Autre sujet épineux. Avant même la question de la succession, le département peut solliciter les obligés alimentaires. L'obligation alimentaire, inscrite aux articles 205 à 207 du Code civil, concerne les enfants, les petits-enfants, et même les gendres et belles-filles (tant que le mariage subsiste).

Quand une personne âgée demande l'ASH, le conseil départemental évalue les ressources de chaque obligé alimentaire. Un barème - propre à chaque département - détermine la contribution attendue.
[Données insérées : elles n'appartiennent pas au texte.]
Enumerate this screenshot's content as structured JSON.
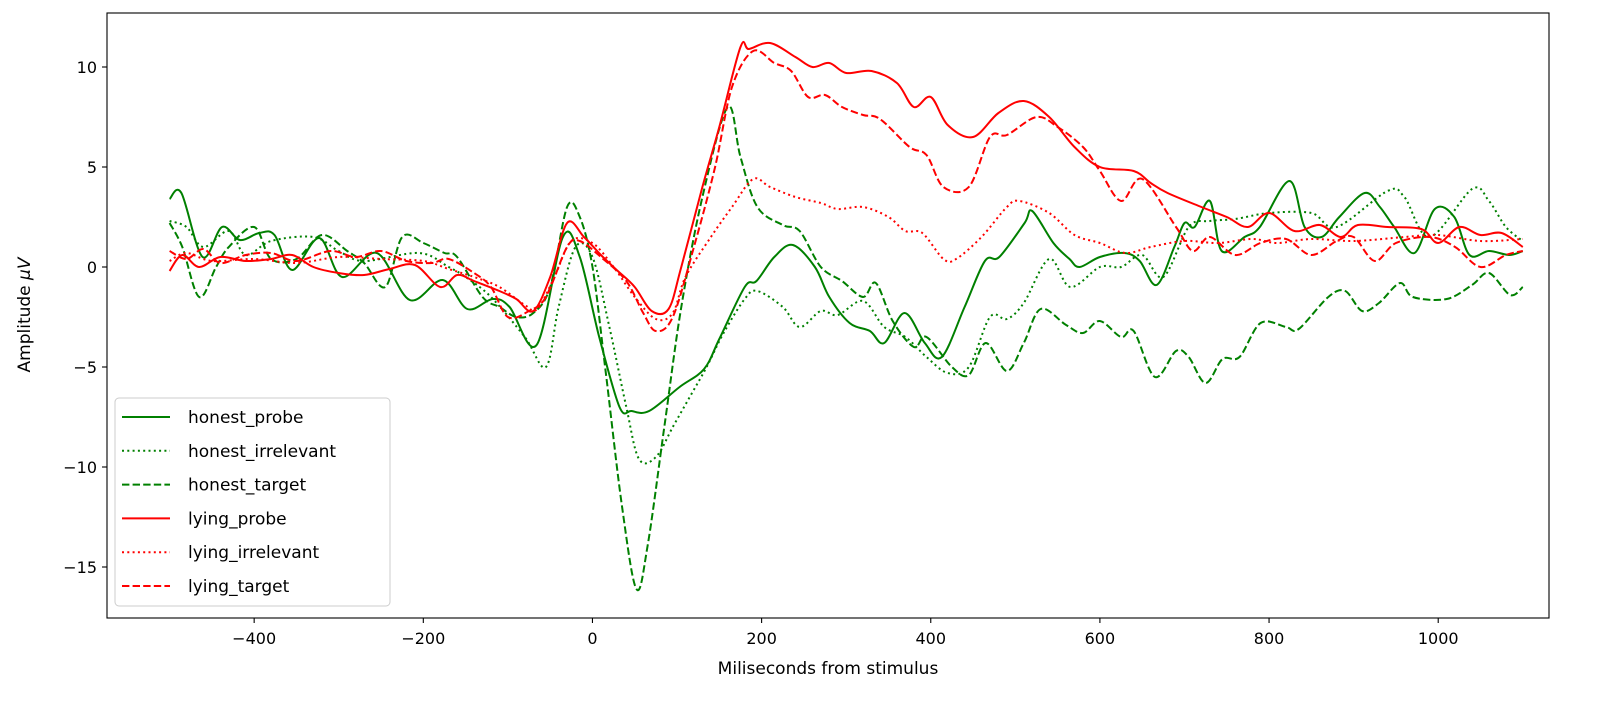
{
  "chart_data": {
    "type": "line",
    "title": "",
    "xlabel": "Miliseconds from stimulus",
    "ylabel_prefix": "Amplitude ",
    "ylabel_unit": "μV",
    "xlim": [
      -574,
      1131
    ],
    "ylim": [
      -17.55,
      12.7
    ],
    "xticks": [
      -400,
      -200,
      0,
      200,
      400,
      600,
      800,
      1000
    ],
    "xtick_labels": [
      "−400",
      "−200",
      "0",
      "200",
      "400",
      "600",
      "800",
      "1000"
    ],
    "yticks": [
      -15,
      -10,
      -5,
      0,
      5,
      10
    ],
    "ytick_labels": [
      "−15",
      "−10",
      "−5",
      "0",
      "5",
      "10"
    ],
    "grid": false,
    "legend_position": "lower-left",
    "colors": {
      "honest": "#008000",
      "lying": "#ff0000"
    },
    "series": [
      {
        "name": "honest_probe",
        "color": "#008000",
        "style": "solid",
        "x": [
          -500,
          -486,
          -461,
          -438,
          -417,
          -394,
          -376,
          -355,
          -323,
          -296,
          -255,
          -216,
          -177,
          -148,
          -118,
          -98,
          -66,
          -35,
          -15,
          8,
          32,
          46,
          67,
          103,
          132,
          150,
          180,
          194,
          215,
          237,
          263,
          280,
          304,
          328,
          345,
          369,
          393,
          413,
          440,
          464,
          481,
          511,
          520,
          545,
          564,
          576,
          600,
          629,
          647,
          667,
          688,
          700,
          712,
          730,
          744,
          771,
          789,
          824,
          842,
          862,
          883,
          913,
          931,
          948,
          972,
          996,
          1019,
          1037,
          1060,
          1084,
          1100
        ],
        "y": [
          3.4,
          3.7,
          0.5,
          2.0,
          1.35,
          1.7,
          1.6,
          -0.15,
          1.45,
          -0.5,
          0.7,
          -1.65,
          -0.65,
          -2.1,
          -1.6,
          -2.0,
          -3.9,
          1.5,
          0.5,
          -3.5,
          -7.0,
          -7.2,
          -7.2,
          -6.0,
          -5.1,
          -3.6,
          -1.0,
          -0.7,
          0.5,
          1.1,
          0,
          -1.5,
          -2.8,
          -3.2,
          -3.8,
          -2.3,
          -3.8,
          -4.5,
          -2.0,
          0.3,
          0.5,
          2.2,
          2.8,
          1.2,
          0.4,
          0,
          0.5,
          0.7,
          0.3,
          -0.9,
          1.0,
          2.2,
          2.0,
          3.3,
          0.8,
          1.5,
          2.0,
          4.3,
          2.0,
          1.5,
          2.5,
          3.7,
          3.0,
          2.0,
          0.7,
          2.9,
          2.5,
          0.6,
          0.8,
          0.6,
          0.8
        ]
      },
      {
        "name": "honest_irrelevant",
        "color": "#008000",
        "style": "dotted",
        "x": [
          -500,
          -480,
          -460,
          -430,
          -410,
          -380,
          -330,
          -300,
          -270,
          -205,
          -170,
          -150,
          -120,
          -80,
          -55,
          -40,
          -20,
          0,
          20,
          40,
          55,
          75,
          95,
          115,
          135,
          155,
          180,
          195,
          225,
          245,
          270,
          290,
          320,
          345,
          370,
          395,
          420,
          445,
          470,
          490,
          510,
          540,
          565,
          600,
          625,
          650,
          675,
          705,
          730,
          760,
          800,
          850,
          880,
          940,
          960,
          990,
          1040,
          1060,
          1080,
          1100
        ],
        "y": [
          2.3,
          2.0,
          1.0,
          1.8,
          0.6,
          1.3,
          1.5,
          0.8,
          0.3,
          0.7,
          0,
          -0.5,
          -1.5,
          -3.5,
          -5.0,
          -2.0,
          1.0,
          0.5,
          -3.0,
          -7.0,
          -9.6,
          -9.5,
          -8.0,
          -6.5,
          -5.0,
          -3.3,
          -1.6,
          -1.2,
          -2.0,
          -3.0,
          -2.2,
          -2.4,
          -1.7,
          -3.0,
          -3.5,
          -4.5,
          -5.3,
          -5.0,
          -2.5,
          -2.6,
          -1.8,
          0.4,
          -1.0,
          0,
          0,
          0.6,
          -0.5,
          2.0,
          2.3,
          2.4,
          2.7,
          2.7,
          2.0,
          3.8,
          3.5,
          1.5,
          3.9,
          3.3,
          2.0,
          1.3
        ]
      },
      {
        "name": "honest_target",
        "color": "#008000",
        "style": "dashed",
        "x": [
          -500,
          -485,
          -465,
          -445,
          -430,
          -400,
          -380,
          -350,
          -320,
          -290,
          -270,
          -245,
          -225,
          -200,
          -175,
          -160,
          -130,
          -110,
          -90,
          -70,
          -50,
          -30,
          -15,
          0,
          15,
          35,
          52,
          65,
          85,
          105,
          130,
          160,
          175,
          195,
          225,
          245,
          270,
          295,
          320,
          335,
          355,
          380,
          395,
          425,
          445,
          465,
          490,
          510,
          530,
          560,
          580,
          600,
          625,
          640,
          665,
          690,
          705,
          725,
          745,
          765,
          790,
          820,
          835,
          870,
          890,
          910,
          930,
          955,
          970,
          1010,
          1040,
          1060,
          1085,
          1100
        ],
        "y": [
          2.2,
          1.0,
          -1.5,
          0,
          1.0,
          2.0,
          0.4,
          0.4,
          1.6,
          0.8,
          0.2,
          -1.0,
          1.5,
          1.2,
          0.7,
          0.5,
          -1.5,
          -2.0,
          -2.5,
          -2.3,
          -1.0,
          3.0,
          2.5,
          0,
          -5.0,
          -12.0,
          -16.1,
          -14.0,
          -8.0,
          -2.0,
          3.5,
          8.0,
          5.5,
          3.0,
          2.1,
          1.8,
          0,
          -0.7,
          -1.5,
          -0.8,
          -2.7,
          -4.0,
          -3.5,
          -5.0,
          -5.4,
          -3.8,
          -5.2,
          -3.8,
          -2.1,
          -2.9,
          -3.3,
          -2.7,
          -3.5,
          -3.2,
          -5.5,
          -4.2,
          -4.5,
          -5.8,
          -4.6,
          -4.5,
          -2.8,
          -3.0,
          -3.1,
          -1.5,
          -1.2,
          -2.2,
          -1.8,
          -0.8,
          -1.5,
          -1.6,
          -0.9,
          -0.3,
          -1.4,
          -1.0
        ]
      },
      {
        "name": "lying_probe",
        "color": "#ff0000",
        "style": "solid",
        "x": [
          -500,
          -485,
          -465,
          -440,
          -410,
          -380,
          -355,
          -330,
          -300,
          -270,
          -240,
          -210,
          -180,
          -160,
          -140,
          -110,
          -90,
          -70,
          -50,
          -30,
          -10,
          10,
          30,
          50,
          70,
          90,
          105,
          130,
          150,
          175,
          185,
          210,
          240,
          260,
          280,
          300,
          330,
          360,
          380,
          400,
          420,
          450,
          480,
          510,
          540,
          570,
          600,
          640,
          660,
          680,
          720,
          750,
          775,
          800,
          830,
          860,
          885,
          905,
          940,
          980,
          1000,
          1025,
          1050,
          1075,
          1100
        ],
        "y": [
          -0.2,
          0.6,
          0,
          0.5,
          0.3,
          0.4,
          0.6,
          0,
          -0.3,
          -0.4,
          -0.1,
          0.1,
          -1.0,
          -0.4,
          -0.7,
          -1.2,
          -1.6,
          -2.2,
          -0.5,
          2.2,
          1.5,
          0.6,
          -0.2,
          -1.0,
          -2.2,
          -2.1,
          0,
          4.0,
          7.0,
          11.0,
          10.9,
          11.2,
          10.5,
          10.0,
          10.2,
          9.7,
          9.8,
          9.2,
          8.0,
          8.5,
          7.1,
          6.5,
          7.7,
          8.3,
          7.5,
          6.0,
          5.0,
          4.8,
          4.2,
          3.7,
          3.0,
          2.5,
          2.0,
          2.7,
          1.8,
          2.1,
          1.5,
          2.1,
          2.0,
          1.9,
          1.2,
          2.0,
          1.6,
          1.7,
          1.0
        ]
      },
      {
        "name": "lying_irrelevant",
        "color": "#ff0000",
        "style": "dotted",
        "x": [
          -500,
          -480,
          -450,
          -400,
          -350,
          -300,
          -250,
          -200,
          -170,
          -140,
          -110,
          -80,
          -65,
          -45,
          -25,
          0,
          25,
          50,
          75,
          95,
          110,
          140,
          165,
          190,
          210,
          240,
          270,
          290,
          320,
          350,
          370,
          390,
          415,
          430,
          460,
          490,
          505,
          540,
          570,
          600,
          630,
          660,
          700,
          740,
          780,
          810,
          850,
          900,
          960,
          1000,
          1050,
          1100
        ],
        "y": [
          0.3,
          0.7,
          0.3,
          0.4,
          0.2,
          0.5,
          0.4,
          0.3,
          -0.1,
          -0.5,
          -1.0,
          -1.9,
          -2.1,
          -0.5,
          1.3,
          1.2,
          0,
          -1.5,
          -2.6,
          -2.3,
          -0.5,
          1.5,
          3.0,
          4.4,
          4.0,
          3.5,
          3.2,
          2.9,
          3.0,
          2.5,
          1.8,
          1.7,
          0.4,
          0.4,
          1.5,
          3.0,
          3.3,
          2.7,
          1.6,
          1.2,
          0.7,
          1.0,
          1.3,
          1.2,
          1.4,
          1.2,
          1.4,
          1.3,
          1.5,
          1.6,
          1.3,
          1.4
        ]
      },
      {
        "name": "lying_target",
        "color": "#ff0000",
        "style": "dashed",
        "x": [
          -500,
          -480,
          -460,
          -440,
          -410,
          -380,
          -350,
          -310,
          -280,
          -250,
          -220,
          -190,
          -170,
          -140,
          -120,
          -100,
          -75,
          -55,
          -30,
          -15,
          10,
          40,
          60,
          75,
          95,
          120,
          145,
          165,
          190,
          215,
          235,
          255,
          275,
          295,
          320,
          340,
          375,
          395,
          415,
          445,
          470,
          490,
          525,
          550,
          580,
          600,
          625,
          650,
          690,
          710,
          730,
          760,
          790,
          820,
          850,
          880,
          900,
          925,
          950,
          990,
          1020,
          1050,
          1080,
          1100
        ],
        "y": [
          0.8,
          0.4,
          0.9,
          0.2,
          0.6,
          0.7,
          0.3,
          0.8,
          0.5,
          0.8,
          0.3,
          0.2,
          0.4,
          -0.3,
          -1.0,
          -2.5,
          -2.2,
          -1.5,
          1.0,
          1.3,
          0.5,
          -0.7,
          -2.3,
          -3.2,
          -2.5,
          1.0,
          5.0,
          9.0,
          10.8,
          10.2,
          9.8,
          8.5,
          8.6,
          8.0,
          7.6,
          7.4,
          6.0,
          5.6,
          4.0,
          4.0,
          6.5,
          6.6,
          7.5,
          7.0,
          6.0,
          4.8,
          3.3,
          4.4,
          2.0,
          0.8,
          1.5,
          0.6,
          1.2,
          1.4,
          0.6,
          1.3,
          1.5,
          0.3,
          1.2,
          1.5,
          1.0,
          0,
          0.6,
          0.8
        ]
      }
    ]
  }
}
Les familles aux revenus modestes sont souvent exemptées.

Ce mécanisme en a surpris plus d'un. Vous pensiez que votre parent recevait une aide « gratuite » ? Le département peut vous demander de contribuer avant d'accorder l'ASH. D'ailleurs, on le voit souvent, des fratries se retrouvent en conflit à ce sujet - chacun estimant que l'autre devrait payer davantage. Pas très joyeux, mais c'est la réalité.

Deux exceptions à garder en tête : l'obligation alimentaire ne s'applique pas si le parent a été déchu de l'autorité parentale, ni si l'enfant a été retiré de son foyer avant ses 16 ans. Ces situations sont évaluées au cas par cas.
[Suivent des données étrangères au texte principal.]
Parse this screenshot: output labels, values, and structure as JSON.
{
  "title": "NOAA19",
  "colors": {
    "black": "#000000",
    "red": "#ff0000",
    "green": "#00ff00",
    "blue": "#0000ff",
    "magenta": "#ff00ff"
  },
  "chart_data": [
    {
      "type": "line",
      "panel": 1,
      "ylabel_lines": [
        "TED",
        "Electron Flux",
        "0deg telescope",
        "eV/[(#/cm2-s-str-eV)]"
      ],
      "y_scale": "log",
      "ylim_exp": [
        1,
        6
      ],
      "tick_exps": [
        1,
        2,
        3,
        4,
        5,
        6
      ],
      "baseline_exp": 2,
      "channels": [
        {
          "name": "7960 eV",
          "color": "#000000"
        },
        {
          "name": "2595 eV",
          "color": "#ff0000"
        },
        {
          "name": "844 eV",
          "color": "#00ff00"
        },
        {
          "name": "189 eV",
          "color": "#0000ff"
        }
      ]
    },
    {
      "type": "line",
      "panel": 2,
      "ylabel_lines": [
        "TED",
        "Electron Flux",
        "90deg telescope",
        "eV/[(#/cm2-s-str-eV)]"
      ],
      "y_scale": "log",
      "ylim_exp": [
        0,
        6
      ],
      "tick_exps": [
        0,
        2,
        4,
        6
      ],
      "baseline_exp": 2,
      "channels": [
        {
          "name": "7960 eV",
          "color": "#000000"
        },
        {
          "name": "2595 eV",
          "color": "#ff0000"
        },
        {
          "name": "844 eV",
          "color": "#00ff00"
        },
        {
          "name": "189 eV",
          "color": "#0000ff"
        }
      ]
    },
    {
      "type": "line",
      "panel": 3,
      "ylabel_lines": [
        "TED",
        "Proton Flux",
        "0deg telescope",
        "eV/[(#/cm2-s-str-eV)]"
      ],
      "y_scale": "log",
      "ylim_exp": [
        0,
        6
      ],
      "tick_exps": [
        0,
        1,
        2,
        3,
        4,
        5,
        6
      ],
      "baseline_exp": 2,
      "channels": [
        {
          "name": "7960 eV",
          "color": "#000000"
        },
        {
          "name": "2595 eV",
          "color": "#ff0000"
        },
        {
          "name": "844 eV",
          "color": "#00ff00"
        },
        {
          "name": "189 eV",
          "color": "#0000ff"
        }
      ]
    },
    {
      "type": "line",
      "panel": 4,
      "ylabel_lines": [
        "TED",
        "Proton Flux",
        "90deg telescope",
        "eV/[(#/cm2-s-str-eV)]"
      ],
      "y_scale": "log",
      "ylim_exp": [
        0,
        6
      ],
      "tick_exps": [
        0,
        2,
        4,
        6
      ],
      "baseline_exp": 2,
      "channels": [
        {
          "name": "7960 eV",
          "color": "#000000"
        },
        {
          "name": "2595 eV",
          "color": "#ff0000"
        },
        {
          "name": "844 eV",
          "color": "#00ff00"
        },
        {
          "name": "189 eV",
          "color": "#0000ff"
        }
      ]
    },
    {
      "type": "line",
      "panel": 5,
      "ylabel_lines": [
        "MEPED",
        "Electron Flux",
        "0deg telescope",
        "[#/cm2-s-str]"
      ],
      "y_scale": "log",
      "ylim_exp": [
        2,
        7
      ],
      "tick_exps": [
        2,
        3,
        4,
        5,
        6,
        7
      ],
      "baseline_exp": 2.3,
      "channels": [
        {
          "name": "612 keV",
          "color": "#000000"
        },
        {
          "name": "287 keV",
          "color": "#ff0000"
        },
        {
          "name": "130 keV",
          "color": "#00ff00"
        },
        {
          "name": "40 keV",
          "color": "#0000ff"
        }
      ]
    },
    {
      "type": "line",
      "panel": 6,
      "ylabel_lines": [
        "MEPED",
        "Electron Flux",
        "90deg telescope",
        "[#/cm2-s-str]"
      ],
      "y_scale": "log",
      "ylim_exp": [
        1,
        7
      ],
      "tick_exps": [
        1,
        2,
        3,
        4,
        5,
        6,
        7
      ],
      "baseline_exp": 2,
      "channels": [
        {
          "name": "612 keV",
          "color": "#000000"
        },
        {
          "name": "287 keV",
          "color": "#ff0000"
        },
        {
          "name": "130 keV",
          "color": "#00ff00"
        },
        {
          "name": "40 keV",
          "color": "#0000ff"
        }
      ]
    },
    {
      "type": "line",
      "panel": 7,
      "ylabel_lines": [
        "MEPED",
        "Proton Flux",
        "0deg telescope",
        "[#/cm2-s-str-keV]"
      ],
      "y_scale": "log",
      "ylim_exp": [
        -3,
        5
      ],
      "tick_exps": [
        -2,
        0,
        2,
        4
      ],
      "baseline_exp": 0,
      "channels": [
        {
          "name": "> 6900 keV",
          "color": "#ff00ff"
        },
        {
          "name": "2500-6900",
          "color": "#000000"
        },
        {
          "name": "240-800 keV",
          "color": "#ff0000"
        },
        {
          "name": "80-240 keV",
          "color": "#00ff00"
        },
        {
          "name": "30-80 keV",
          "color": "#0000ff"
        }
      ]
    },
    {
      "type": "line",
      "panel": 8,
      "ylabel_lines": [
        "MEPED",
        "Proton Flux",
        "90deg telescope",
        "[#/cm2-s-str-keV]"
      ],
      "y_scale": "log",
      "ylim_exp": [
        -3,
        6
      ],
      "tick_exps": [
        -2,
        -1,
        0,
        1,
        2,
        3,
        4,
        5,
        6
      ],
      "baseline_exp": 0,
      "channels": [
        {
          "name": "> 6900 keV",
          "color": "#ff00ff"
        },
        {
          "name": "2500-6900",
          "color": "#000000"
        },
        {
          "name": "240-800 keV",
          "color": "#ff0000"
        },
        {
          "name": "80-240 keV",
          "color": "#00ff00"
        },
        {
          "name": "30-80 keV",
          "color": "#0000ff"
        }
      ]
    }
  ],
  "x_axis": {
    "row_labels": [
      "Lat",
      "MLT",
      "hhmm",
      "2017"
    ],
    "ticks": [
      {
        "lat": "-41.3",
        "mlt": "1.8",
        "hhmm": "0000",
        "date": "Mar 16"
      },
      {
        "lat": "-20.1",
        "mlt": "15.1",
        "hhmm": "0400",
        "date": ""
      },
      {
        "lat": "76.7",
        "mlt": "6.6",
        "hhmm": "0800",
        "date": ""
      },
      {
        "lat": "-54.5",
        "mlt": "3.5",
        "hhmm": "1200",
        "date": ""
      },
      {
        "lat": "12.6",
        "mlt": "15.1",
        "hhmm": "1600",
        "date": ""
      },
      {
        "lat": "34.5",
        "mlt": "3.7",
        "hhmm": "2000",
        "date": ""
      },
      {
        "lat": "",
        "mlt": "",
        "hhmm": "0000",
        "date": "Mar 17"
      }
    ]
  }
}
Conditions d'attribution de l'aide sociale en EHPAD

Pour bénéficier de l'aide sociale à l'hébergement, le résident doit avoir plus de 65 ans (ou 60 ans en cas d'inaptitude au travail) et ses ressources doivent être insuffisantes pour couvrir le tarif de l'établissement.

Point qui mérite votre attention : l'EHPAD doit être habilité à recevoir des bénéficiaires de l'aide sociale. Tous ne le sont pas - vérifiez avant l'admission. Les établissements privés à but lucratif sont rarement habilités, contrairement aux structures publiques et associatives.

Le bénéficiaire de l'ASH reverse 90 % de ses revenus (retraite, pensions) à l'établissement. Il conserve le « reste à vivre » - fixé à 1 % du montant annuel de l'ASPA, soit environ 115 euros par mois en 2025. Autant dire que c'est serré. Le département couvre la différence.

Pour l'APA en établissement, il faudra être classé en GIR 1 à 4 (perte d'autonomie avérée). Le montant dépend du GIR et des ressources. Bonne nouvelle : pas de condition d'habilitation pour l'APA, tous les EHPAD sont concernés.

Démarches pour obtenir les aides sociales non remboursables

La demande d'APA se dépose auprès du conseil départemental du lieu de résidence. Vous pouvez retirer le dossier au CCAS, au CLIC (centre local d'information et de coordination), ou directement au conseil départemental.

Le dossier comprend le formulaire de demande, un certificat médical, le dernier avis d'imposition et un justificatif de domicile. Pour l'APA en établissement, l'EHPAD transmet souvent le dossier directement au département.

Le délai légal est de deux mois. Mais soyons honnête : comptez plutôt trois à quatre mois selon les départements. Pendant l'instruction, une équipe médico-sociale évalue le degré de perte d'autonomie (classement GIR).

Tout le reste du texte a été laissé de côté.